Imatake-designed Takashimaya advertising postcards, 1947.

Across the desert under the moon
Two camels were traveling
With gold and silver saddles on their backs
The two walked side by side.

A prince on the saddle ahead
A princess on the saddle behind
They wore matching white clothes.

Across the wide desert
No one knows where they were going.

– “Under the Desert Moon”, music by Sasaki Suguru, lyrics by Kato Masao

“Kato Masao (haiku pen name, Santei) was an artist known for his romantic drawings and literary works featuring fairies, maidens, children, and flora.

“Originally from Shizuoka prefecture, Kato studied English literature at Rikkyo University, Tokyo. He further studied Western-style painting at the Kawabata Academy of Art (Kawabata ga gakko), becoming one of Japan’s leading lyrical artists of the 1910s-20s.

“It was while Kato was still in school when published his first collection of poetry and paintings, The Canary’s Grave (1920), and started as an illustrator and poet. He mainly drew lyrical illustrations centered on line drawings for girls’ and women’s magazines, capturing their fashions and interests.

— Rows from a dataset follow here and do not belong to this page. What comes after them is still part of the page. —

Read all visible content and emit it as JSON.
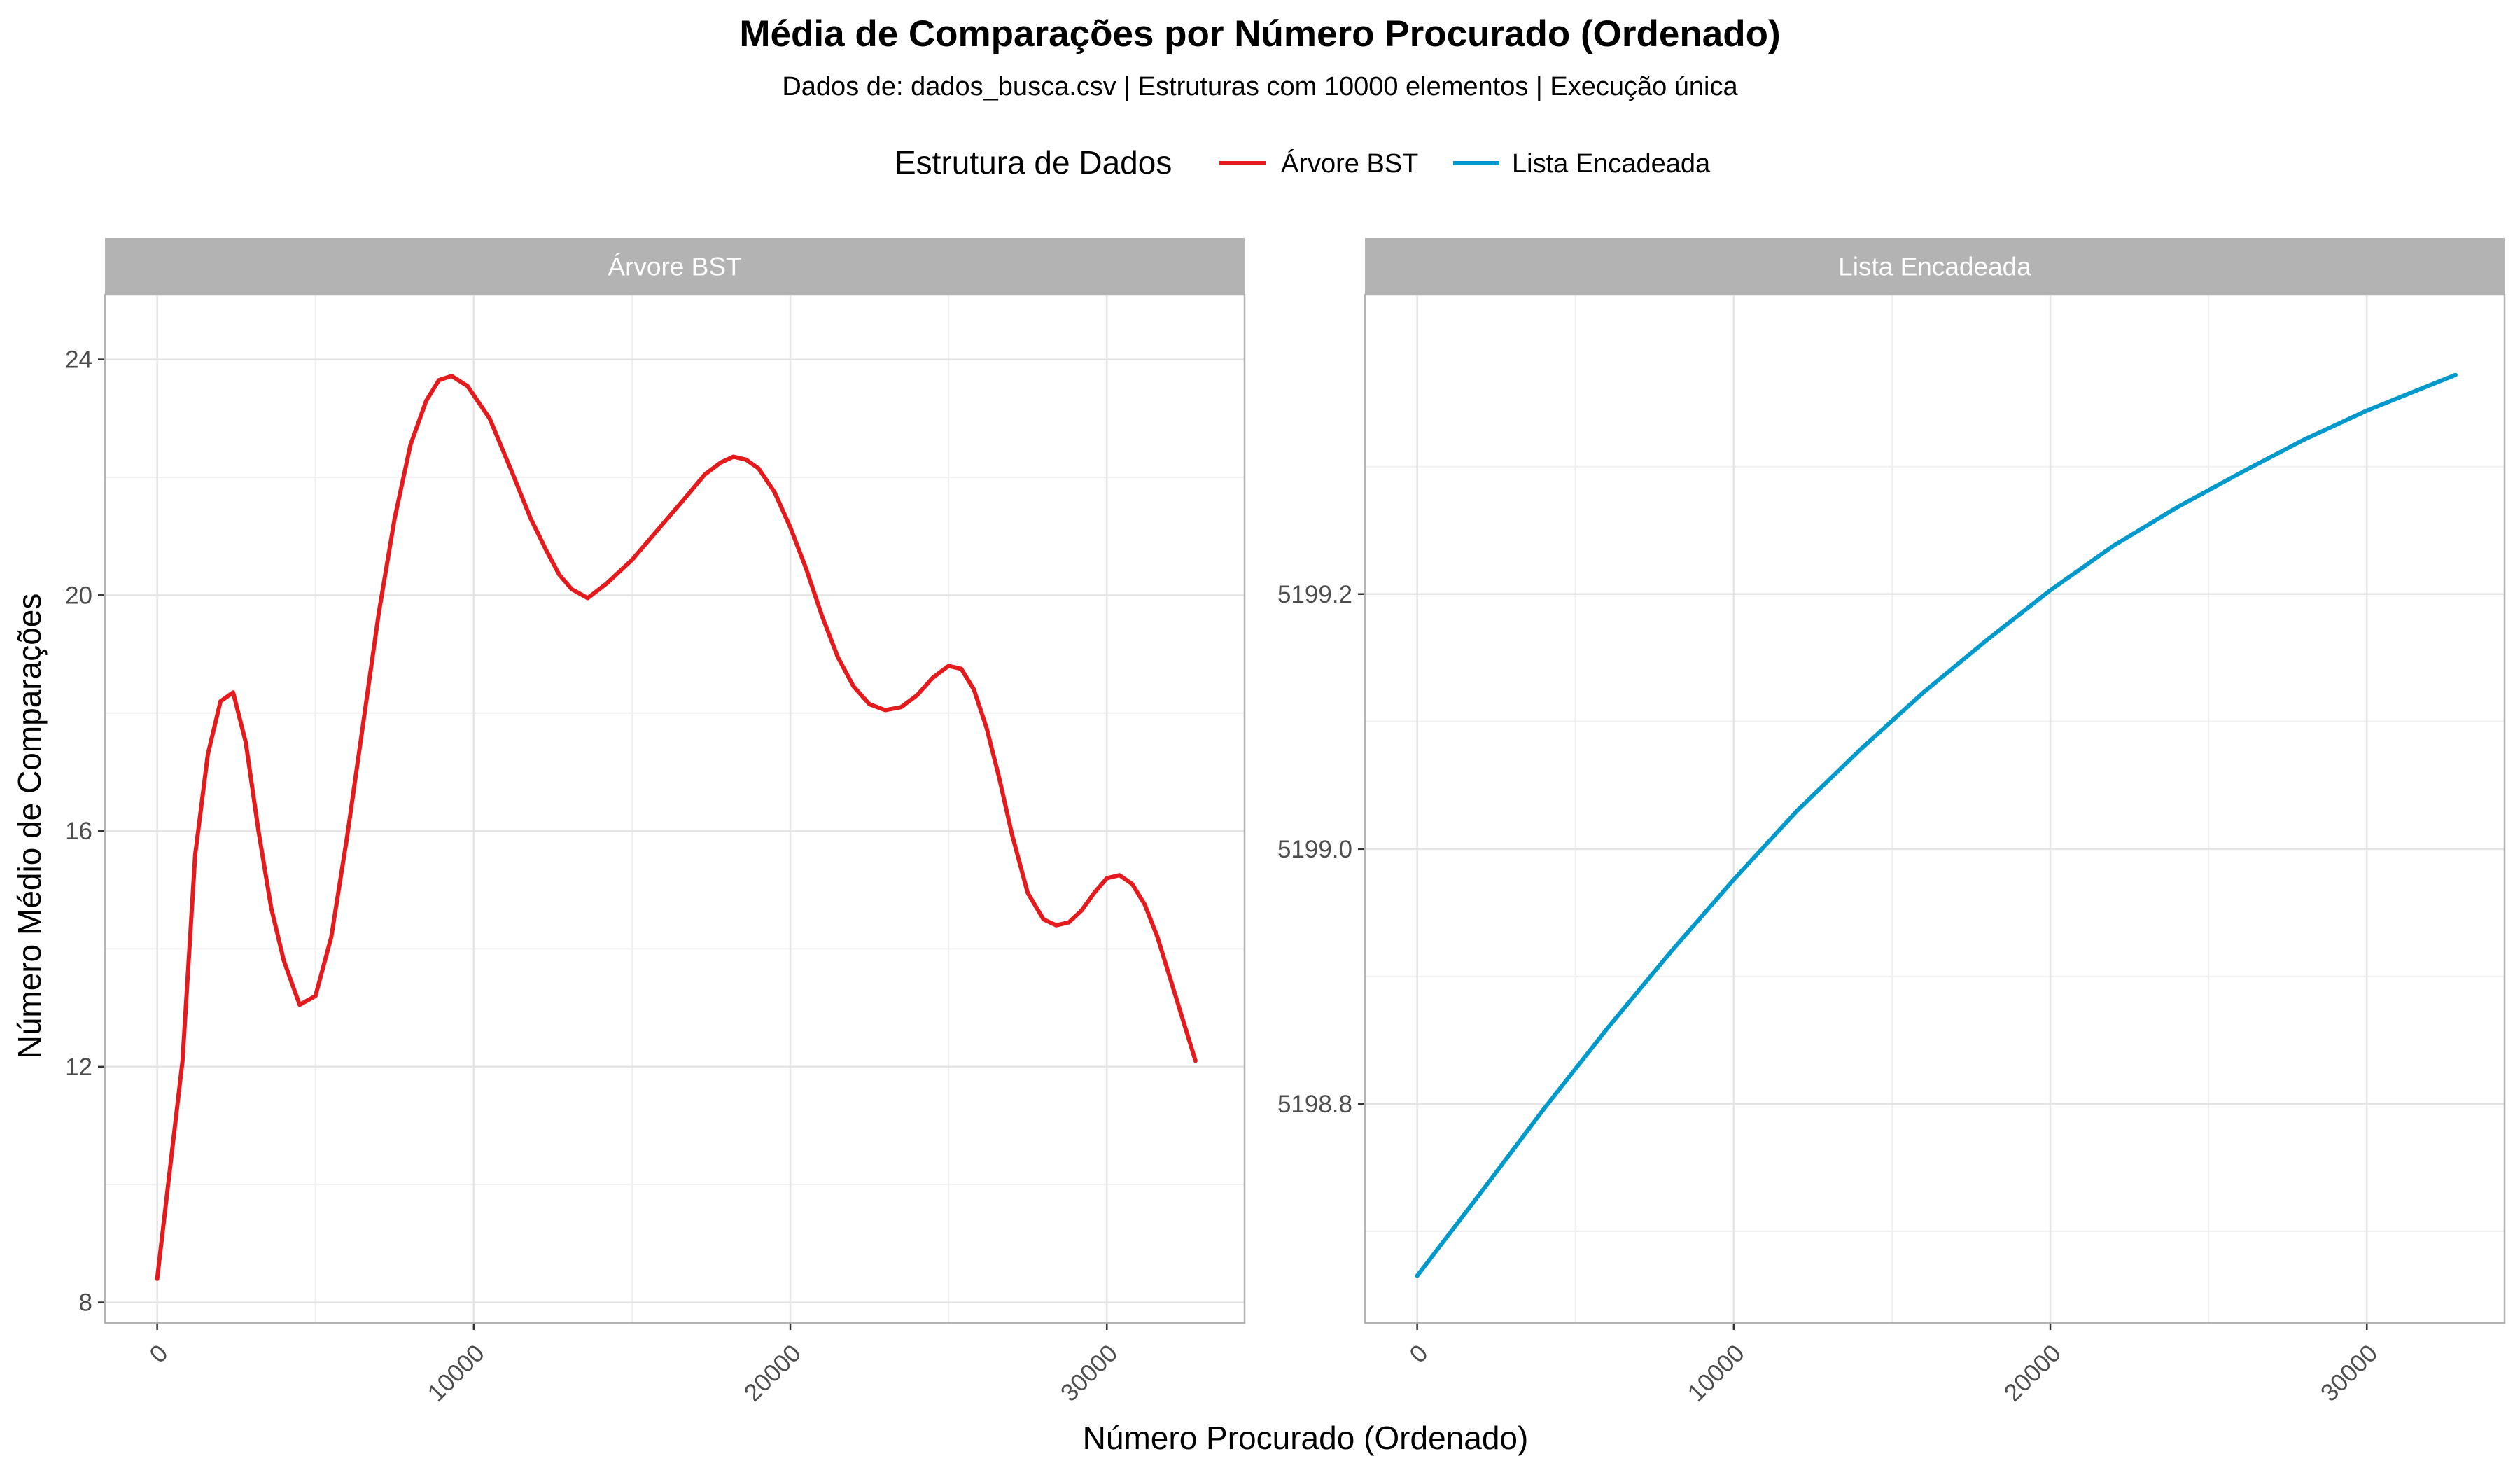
{
  "title": "Média de Comparações por Número Procurado (Ordenado)",
  "subtitle": "Dados de: dados_busca.csv | Estruturas com 10000 elementos | Execução única",
  "legend": {
    "title": "Estrutura de Dados",
    "items": [
      {
        "label": "Árvore BST",
        "color": "#e41a1c"
      },
      {
        "label": "Lista Encadeada",
        "color": "#0099cc"
      }
    ]
  },
  "chart_data": {
    "type": "line",
    "xlabel": "Número Procurado (Ordenado)",
    "ylabel": "Número Médio de Comparações",
    "facets": [
      {
        "name": "Árvore BST",
        "color": "#e41a1c",
        "xlim": [
          -1650,
          34350
        ],
        "ylim": [
          7.65,
          25.1
        ],
        "x_ticks": [
          0,
          10000,
          20000,
          30000
        ],
        "x_tick_labels": [
          "0",
          "10000",
          "20000",
          "30000"
        ],
        "y_ticks": [
          8,
          12,
          16,
          20,
          24
        ],
        "y_tick_labels": [
          "8",
          "12",
          "16",
          "20",
          "24"
        ],
        "x": [
          0,
          800,
          1200,
          1600,
          2000,
          2400,
          2800,
          3200,
          3600,
          4000,
          4500,
          5000,
          5500,
          6000,
          6500,
          7000,
          7500,
          8000,
          8500,
          8900,
          9300,
          9800,
          10500,
          11200,
          11800,
          12300,
          12700,
          13100,
          13600,
          14200,
          15000,
          15800,
          16600,
          17300,
          17800,
          18200,
          18600,
          19000,
          19500,
          20000,
          20500,
          21000,
          21500,
          22000,
          22500,
          23000,
          23500,
          24000,
          24500,
          25000,
          25400,
          25800,
          26200,
          26600,
          27000,
          27500,
          28000,
          28400,
          28800,
          29200,
          29600,
          30000,
          30400,
          30800,
          31200,
          31600,
          32000,
          32400,
          32800
        ],
        "y": [
          8.4,
          12.1,
          15.6,
          17.3,
          18.2,
          18.35,
          17.5,
          16.0,
          14.7,
          13.8,
          13.05,
          13.2,
          14.2,
          15.9,
          17.8,
          19.7,
          21.3,
          22.55,
          23.3,
          23.65,
          23.72,
          23.55,
          23.0,
          22.1,
          21.3,
          20.75,
          20.35,
          20.1,
          19.95,
          20.2,
          20.6,
          21.1,
          21.6,
          22.05,
          22.25,
          22.35,
          22.3,
          22.15,
          21.75,
          21.15,
          20.45,
          19.65,
          18.95,
          18.45,
          18.15,
          18.05,
          18.1,
          18.3,
          18.6,
          18.8,
          18.75,
          18.4,
          17.75,
          16.9,
          15.95,
          14.95,
          14.5,
          14.4,
          14.45,
          14.65,
          14.95,
          15.2,
          15.25,
          15.1,
          14.75,
          14.2,
          13.5,
          12.8,
          12.1
        ]
      },
      {
        "name": "Lista Encadeada",
        "color": "#0099cc",
        "xlim": [
          -1650,
          34350
        ],
        "ylim": [
          5198.628,
          5199.435
        ],
        "x_ticks": [
          0,
          10000,
          20000,
          30000
        ],
        "x_tick_labels": [
          "0",
          "10000",
          "20000",
          "30000"
        ],
        "y_ticks": [
          5198.8,
          5199.0,
          5199.2
        ],
        "y_tick_labels": [
          "5198.8",
          "5199.0",
          "5199.2"
        ],
        "x": [
          0,
          2000,
          4000,
          6000,
          8000,
          10000,
          12000,
          14000,
          16000,
          18000,
          20000,
          22000,
          24000,
          26000,
          28000,
          30000,
          32000,
          32800
        ],
        "y": [
          5198.665,
          5198.73,
          5198.796,
          5198.859,
          5198.919,
          5198.976,
          5199.03,
          5199.078,
          5199.123,
          5199.164,
          5199.203,
          5199.238,
          5199.268,
          5199.295,
          5199.321,
          5199.344,
          5199.364,
          5199.372
        ]
      }
    ]
  }
}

“Kato also composed nursery rhymes and published lyrical poetry collections, e.g. Nemu no Cradle (1921) and Masao Jojo Poetry Collection (1926). His novels and short stories were especially popular among young women (Distant Roses [1926], Vanishing Rainbows [1929]). Kato might be best known for a famous children’s song, ‘Under the Desert Moon’, for which he wrote the lyrics in 1923.

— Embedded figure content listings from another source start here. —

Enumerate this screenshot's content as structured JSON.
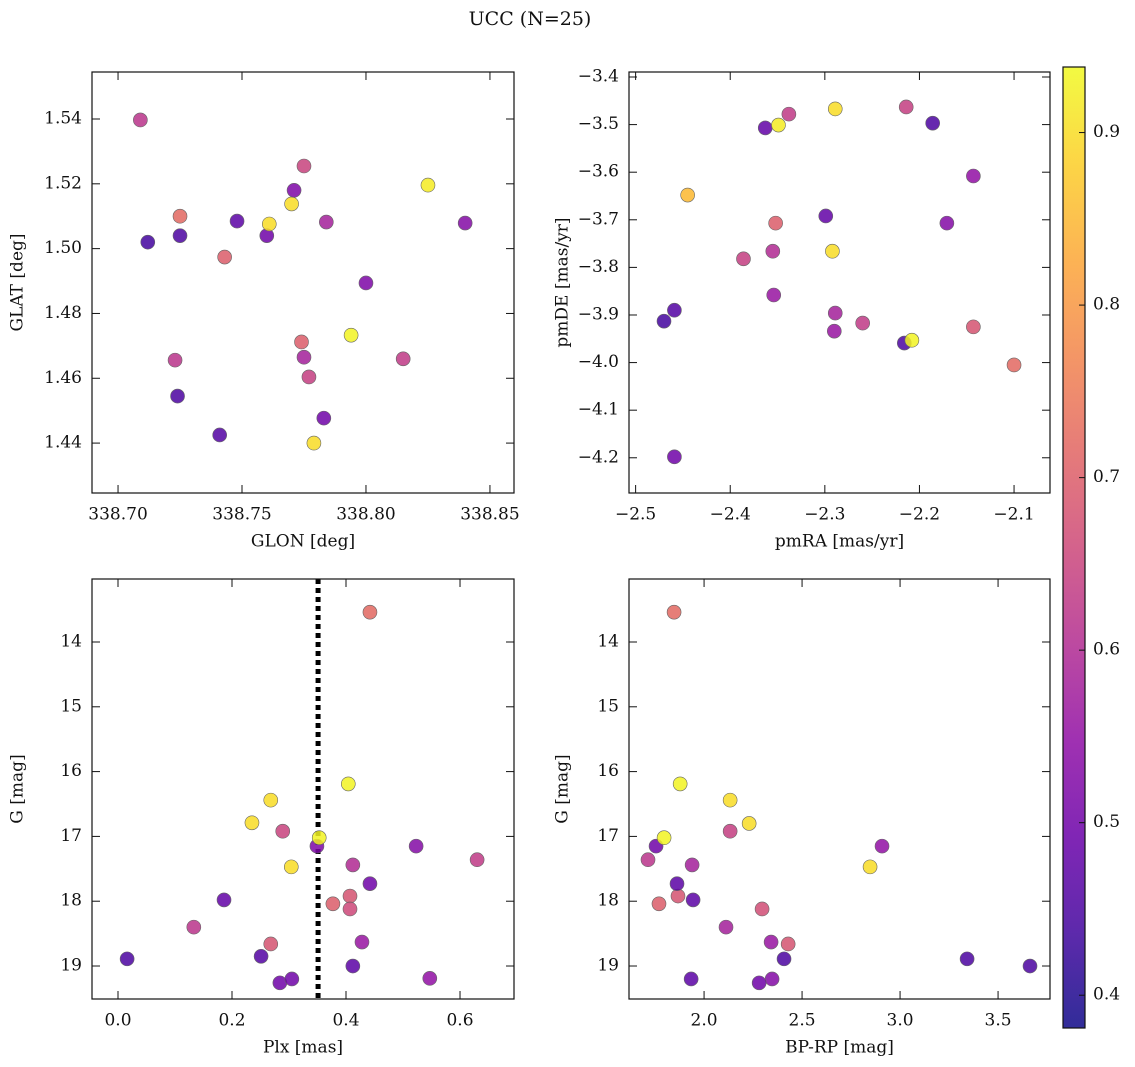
{
  "title": "UCC (N=25)",
  "colorbar": {
    "cmap": "plasma",
    "lim": [
      0.381,
      0.938
    ],
    "ticks": [
      0.4,
      0.5,
      0.6,
      0.7,
      0.8,
      0.9
    ]
  },
  "chart_data": [
    {
      "type": "scatter",
      "xlabel": "GLON [deg]",
      "ylabel": "GLAT [deg]",
      "x": [
        338.709,
        338.712,
        338.725,
        338.725,
        338.723,
        338.724,
        338.741,
        338.743,
        338.748,
        338.76,
        338.761,
        338.77,
        338.771,
        338.775,
        338.774,
        338.775,
        338.777,
        338.784,
        338.783,
        338.779,
        338.794,
        338.8,
        338.815,
        338.825,
        338.84
      ],
      "y": [
        1.5397,
        1.502,
        1.51,
        1.504,
        1.4656,
        1.4545,
        1.4425,
        1.4974,
        1.5085,
        1.504,
        1.5076,
        1.5138,
        1.518,
        1.5255,
        1.4712,
        1.4665,
        1.4604,
        1.5082,
        1.4477,
        1.44,
        1.4733,
        1.4894,
        1.466,
        1.5196,
        1.5079
      ],
      "c": [
        0.62,
        0.44,
        0.72,
        0.45,
        0.62,
        0.45,
        0.46,
        0.7,
        0.47,
        0.5,
        0.9,
        0.9,
        0.52,
        0.65,
        0.7,
        0.58,
        0.64,
        0.58,
        0.5,
        0.9,
        0.93,
        0.52,
        0.63,
        0.92,
        0.53
      ],
      "xlim": [
        338.6895,
        338.8597
      ],
      "ylim": [
        1.4246,
        1.5545
      ],
      "xticks": [
        {
          "value": 338.7,
          "label": "338.70"
        },
        {
          "value": 338.75,
          "label": "338.75"
        },
        {
          "value": 338.8,
          "label": "338.80"
        },
        {
          "value": 338.85,
          "label": "338.85"
        }
      ],
      "yticks": [
        1.44,
        1.46,
        1.48,
        {
          "value": 1.5,
          "label": "1.50"
        },
        1.52,
        1.54
      ]
    },
    {
      "type": "scatter",
      "xlabel": "pmRA [mas/yr]",
      "ylabel": "pmDE [mas/yr]",
      "x": [
        -2.47,
        -2.459,
        -2.459,
        -2.445,
        -2.386,
        -2.363,
        -2.349,
        -2.338,
        -2.355,
        -2.354,
        -2.352,
        -2.299,
        -2.289,
        -2.292,
        -2.289,
        -2.29,
        -2.26,
        -2.214,
        -2.216,
        -2.208,
        -2.186,
        -2.171,
        -2.143,
        -2.143,
        -2.1
      ],
      "y": [
        -3.913,
        -3.89,
        -4.198,
        -3.648,
        -3.782,
        -3.507,
        -3.501,
        -3.478,
        -3.766,
        -3.858,
        -3.707,
        -3.692,
        -3.467,
        -3.766,
        -3.896,
        -3.934,
        -3.917,
        -3.463,
        -3.959,
        -3.953,
        -3.497,
        -3.707,
        -3.608,
        -3.925,
        -4.005
      ],
      "c": [
        0.44,
        0.46,
        0.5,
        0.85,
        0.64,
        0.48,
        0.92,
        0.63,
        0.6,
        0.56,
        0.7,
        0.48,
        0.9,
        0.9,
        0.58,
        0.56,
        0.63,
        0.64,
        0.45,
        0.93,
        0.45,
        0.53,
        0.55,
        0.68,
        0.72
      ],
      "xlim": [
        -2.507,
        -2.062
      ],
      "ylim": [
        -4.274,
        -3.3895
      ],
      "xticks": [
        {
          "value": -2.5,
          "label": "−2.5"
        },
        {
          "value": -2.4,
          "label": "−2.4"
        },
        {
          "value": -2.3,
          "label": "−2.3"
        },
        {
          "value": -2.2,
          "label": "−2.2"
        },
        {
          "value": -2.1,
          "label": "−2.1"
        }
      ],
      "yticks": [
        {
          "value": -4.2,
          "label": "−4.2"
        },
        {
          "value": -4.1,
          "label": "−4.1"
        },
        {
          "value": -4.0,
          "label": "−4.0"
        },
        {
          "value": -3.9,
          "label": "−3.9"
        },
        {
          "value": -3.8,
          "label": "−3.8"
        },
        {
          "value": -3.7,
          "label": "−3.7"
        },
        {
          "value": -3.6,
          "label": "−3.6"
        },
        {
          "value": -3.5,
          "label": "−3.5"
        },
        {
          "value": -3.4,
          "label": "−3.4"
        }
      ]
    },
    {
      "type": "scatter",
      "xlabel": "Plx [mas]",
      "ylabel": "G [mag]",
      "x": [
        0.016,
        0.133,
        0.186,
        0.235,
        0.268,
        0.289,
        0.304,
        0.268,
        0.251,
        0.284,
        0.305,
        0.349,
        0.353,
        0.377,
        0.404,
        0.407,
        0.407,
        0.412,
        0.428,
        0.412,
        0.442,
        0.442,
        0.523,
        0.547,
        0.63
      ],
      "y": [
        18.89,
        18.4,
        17.98,
        16.79,
        16.44,
        16.92,
        17.47,
        18.66,
        18.85,
        19.26,
        19.2,
        17.15,
        17.02,
        18.04,
        16.19,
        17.92,
        18.12,
        17.44,
        18.63,
        19.0,
        13.54,
        17.73,
        17.15,
        19.19,
        17.36
      ],
      "c": [
        0.45,
        0.62,
        0.48,
        0.9,
        0.9,
        0.65,
        0.9,
        0.68,
        0.46,
        0.5,
        0.5,
        0.52,
        0.93,
        0.7,
        0.93,
        0.68,
        0.66,
        0.6,
        0.56,
        0.47,
        0.72,
        0.5,
        0.53,
        0.55,
        0.63
      ],
      "xlim": [
        -0.0456,
        0.6947
      ],
      "ylim": [
        19.509,
        13.028
      ],
      "xticks": [
        {
          "value": 0.0,
          "label": "0.0"
        },
        0.2,
        0.4,
        0.6
      ],
      "yticks": [
        14,
        15,
        16,
        17,
        18,
        19
      ],
      "vline": 0.351
    },
    {
      "type": "scatter",
      "xlabel": "BP-RP [mag]",
      "ylabel": "G [mag]",
      "x": [
        1.714,
        1.755,
        1.796,
        1.77,
        1.847,
        1.867,
        1.878,
        1.862,
        1.939,
        1.944,
        1.934,
        2.133,
        2.133,
        2.23,
        2.112,
        2.296,
        2.342,
        2.347,
        2.281,
        2.429,
        2.408,
        2.847,
        2.908,
        3.342,
        3.663
      ],
      "y": [
        17.36,
        17.15,
        17.02,
        18.04,
        13.54,
        17.92,
        16.19,
        17.73,
        17.44,
        17.98,
        19.2,
        16.44,
        16.92,
        16.8,
        18.4,
        18.12,
        18.63,
        19.2,
        19.26,
        18.66,
        18.89,
        17.47,
        17.15,
        18.89,
        19.0
      ],
      "c": [
        0.62,
        0.5,
        0.93,
        0.7,
        0.72,
        0.68,
        0.93,
        0.47,
        0.58,
        0.47,
        0.47,
        0.9,
        0.64,
        0.9,
        0.58,
        0.67,
        0.56,
        0.53,
        0.5,
        0.68,
        0.45,
        0.9,
        0.55,
        0.45,
        0.45
      ],
      "xlim": [
        1.617,
        3.765
      ],
      "ylim": [
        19.509,
        13.028
      ],
      "xticks": [
        {
          "value": 2.0,
          "label": "2.0"
        },
        2.5,
        {
          "value": 3.0,
          "label": "3.0"
        },
        3.5
      ],
      "yticks": [
        14,
        15,
        16,
        17,
        18,
        19
      ]
    }
  ]
}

“In his youth, he often visited Onjuku Beach in Chiba Prefecture for medical treatment for tuberculosis. A monument honoring Kato and ‘Under the Desert Moon’ was erected on Onjuku Beach, Chiba Prefecture – the beach having served as his lyrical inspiration, with the song lyrics now engraved on plaques lining the seawall separating the beach from Onjuku’s main coastal road.

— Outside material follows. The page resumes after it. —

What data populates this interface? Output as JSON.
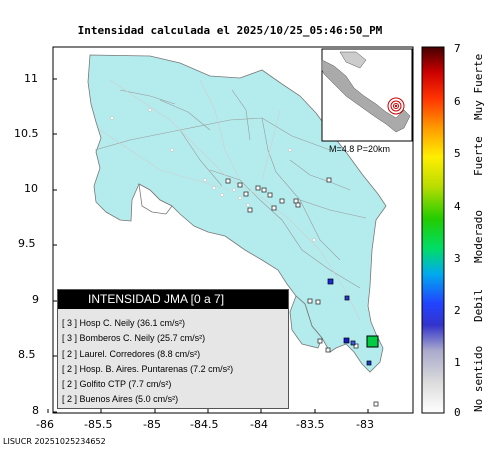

“Kato himself left a calligraphy in his later years, saying, ‘The moon desert is the sand dunes of Onjuku.’ He moved to Onjuku in 1976, where he died in 1977. Three years before passing, in 1974, Kato wrote and composed the school song for Onjuku Municipal Iwawada Elementary School.

“Fujieda City, Kato’s birthplace in Shizuoka Prefecture also honors its native son. The Fujieda City Folk Museum and Literature Museum displays a collection of his literary achievements.”